Washington (CNN) -- The Supreme Court has upheld a California law giving illegal immigrants living there reduced in-state tuition rates at public universities, the same rates legal state residents enjoy.
The justices without comment Monday refused to accept an appeal from out-of-state students attending California schools, who said it was unfair that as U.S. citizens, they had to pay as much as $20,000 more than illegal immigrants. They claimed such "preferential treatment" violated federal law.
The court decision is a victory for immigrant rights groups. California is one of a dozen states that make undocumented aliens conditionally eligible for in-state tuition, according to the legal brief filed by the suing students. Those various laws will remain intact for now.

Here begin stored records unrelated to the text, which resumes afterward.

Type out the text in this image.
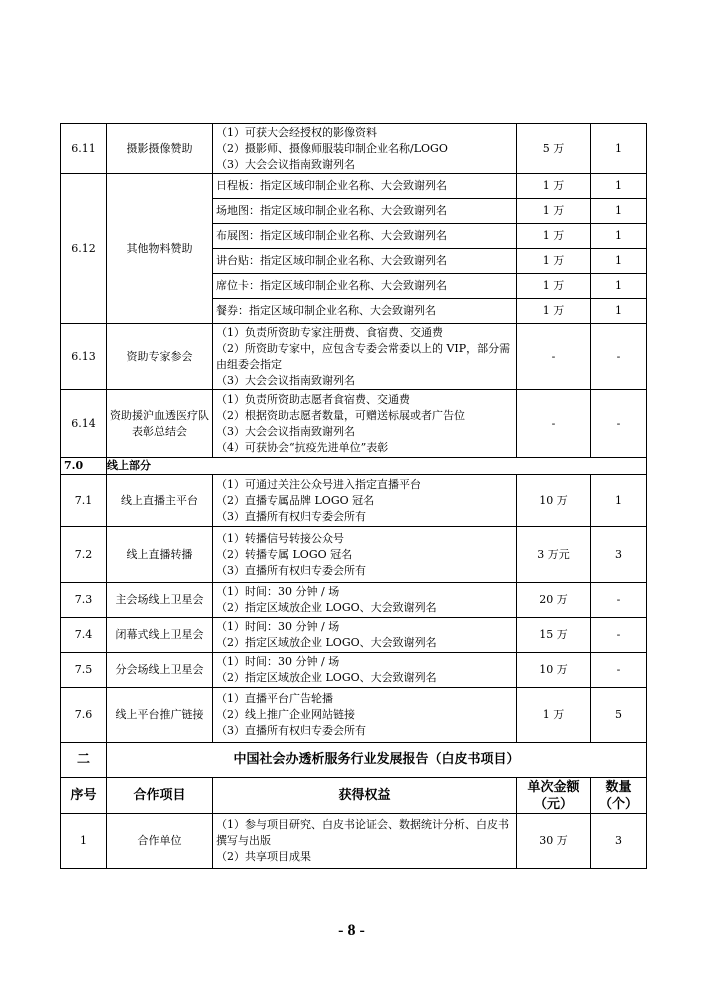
6.11	摄影摄像赞助	（1）可获大会经授权的影像资料
（2）摄影师、摄像师服装印制企业名称/LOGO
（3）大会会议指南致谢列名	5 万	1
6.12	其他物料赞助	日程板：指定区域印制企业名称、大会致谢列名	1 万	1
		场地图：指定区域印制企业名称、大会致谢列名	1 万	1
		布展图：指定区域印制企业名称、大会致谢列名	1 万	1
		讲台贴：指定区域印制企业名称、大会致谢列名	1 万	1
		席位卡：指定区域印制企业名称、大会致谢列名	1 万	1
		餐券：指定区域印制企业名称、大会致谢列名	1 万	1
6.13	资助专家参会	（1）负责所资助专家注册费、食宿费、交通费
（2）所资助专家中，应包含专委会常委以上的 VIP，部分需由组委会指定
（3）大会会议指南致谢列名	-	-
6.14	资助援沪血透医疗队表彰总结会	（1）负责所资助志愿者食宿费、交通费
（2）根据资助志愿者数量，可赠送标展或者广告位
（3）大会会议指南致谢列名
（4）可获协会“抗疫先进单位”表彰	-	-
7.0	线上部分			
7.1	线上直播主平台	（1）可通过关注公众号进入指定直播平台
（2）直播专属品牌 LOGO 冠名
（3）直播所有权归专委会所有	10 万	1
7.2	线上直播转播	（1）转播信号转接公众号
（2）转播专属 LOGO 冠名
（3）直播所有权归专委会所有	3 万元	3
7.3	主会场线上卫星会	（1）时间：30 分钟 / 场
（2）指定区域放企业 LOGO、大会致谢列名	20 万	-
7.4	闭幕式线上卫星会	（1）时间：30 分钟 / 场
（2）指定区域放企业 LOGO、大会致谢列名	15 万	-
7.5	分会场线上卫星会	（1）时间：30 分钟 / 场
（2）指定区域放企业 LOGO、大会致谢列名	10 万	-
7.6	线上平台推广链接	（1）直播平台广告轮播
（2）线上推广企业网站链接
（3）直播所有权归专委会所有	1 万	5
二	中国社会办透析服务行业发展报告（白皮书项目）			
序号	合作项目	获得权益	单次金额（元）	数量（个）
1	合作单位	（1）参与项目研究、白皮书论证会、数据统计分析、白皮书撰写与出版
（2）共享项目成果	30 万	3
- 8 -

The California law was passed a decade ago, and has been the subject of litigation ever since. It requires illegal immigrants to attend a California high school for at least three years, and to successfully graduate.

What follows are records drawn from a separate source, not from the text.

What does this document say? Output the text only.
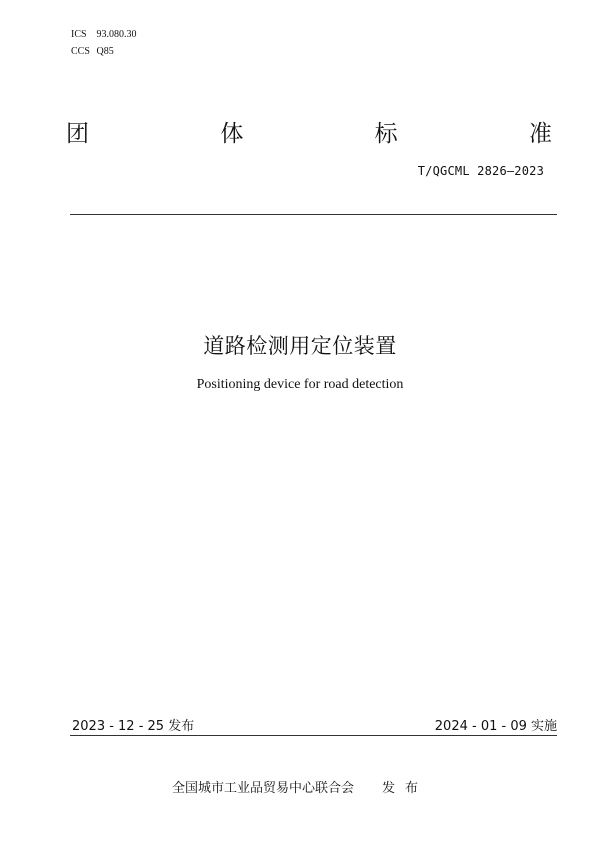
ICS 93.080.30
CCS Q85
团	体	标	准
T/QGCML 2826—2023
道路检测用定位装置
Positioning device for road detection
2023 - 12 - 25 发布	2024 - 01 - 09 实施
全国城市工业品贸易中心联合会 发布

At issue is whether these state laws step on a congressional law limiting public education benefits for those in the country illegally. That 1996 federal law said "residence within a state" cannot be used as the basis to allow "any postsecondary benefit" -- including lower tuition rates -- unless all U.S. citizens would similarly benefit.
The California Supreme Court had unanimously ruled the state law relied on other important criteria -- especially the gradation requirement -- not residency, and was therefore proper. The out-of-state students had claimed in their appeal they were there were being discriminated against, by paying higher rates. They argued it was improper to deny U.S. citizens a benefit undocumented aliens are allowed. As in California, the difference can be significant. Full-time out-of-state students pay as much as five times more tuition than in-state counterparts at the various University of California campuses.
State education officials in their brief to the high court estimated about 41,000 students in 2010 benefited from the lower tuition, mostly those attending community colleges.
At the larger, four-year, state-chartered University of California system -- with its 10 campuses statewide, about 2,019 students paid in-state tuition in 2009 under the state law at issue. An estimated 600 were believed to be illegal immigrants, said the state.
The other states with similar laws are: Illinois, Kansas, Maryland, Nebraska, New Mexico, New York, Oklahoma, Texas, Utah, Washington and Wisconsin. Another dozen states have passed specific laws refusing in-state tuition for illegal immigrants.
Congress is considering a similar law, called the DREAM Act. It would speed citizenship for younger illegal immigrants who attend college or join the military.
Other states, led by Arizona, have passed legislation cracking down on undocumented residents. A statute currently under review by the federal courts would, among other things, give police authority to check a person's immigration status if officers have a "reasonable suspicion" that the individual is in the country illegally. The issue here is whether such state action steps on traditional federal authority over immigration matters.
The case turned aside Monday is Martinez v. Regents of the University of California (10-1029).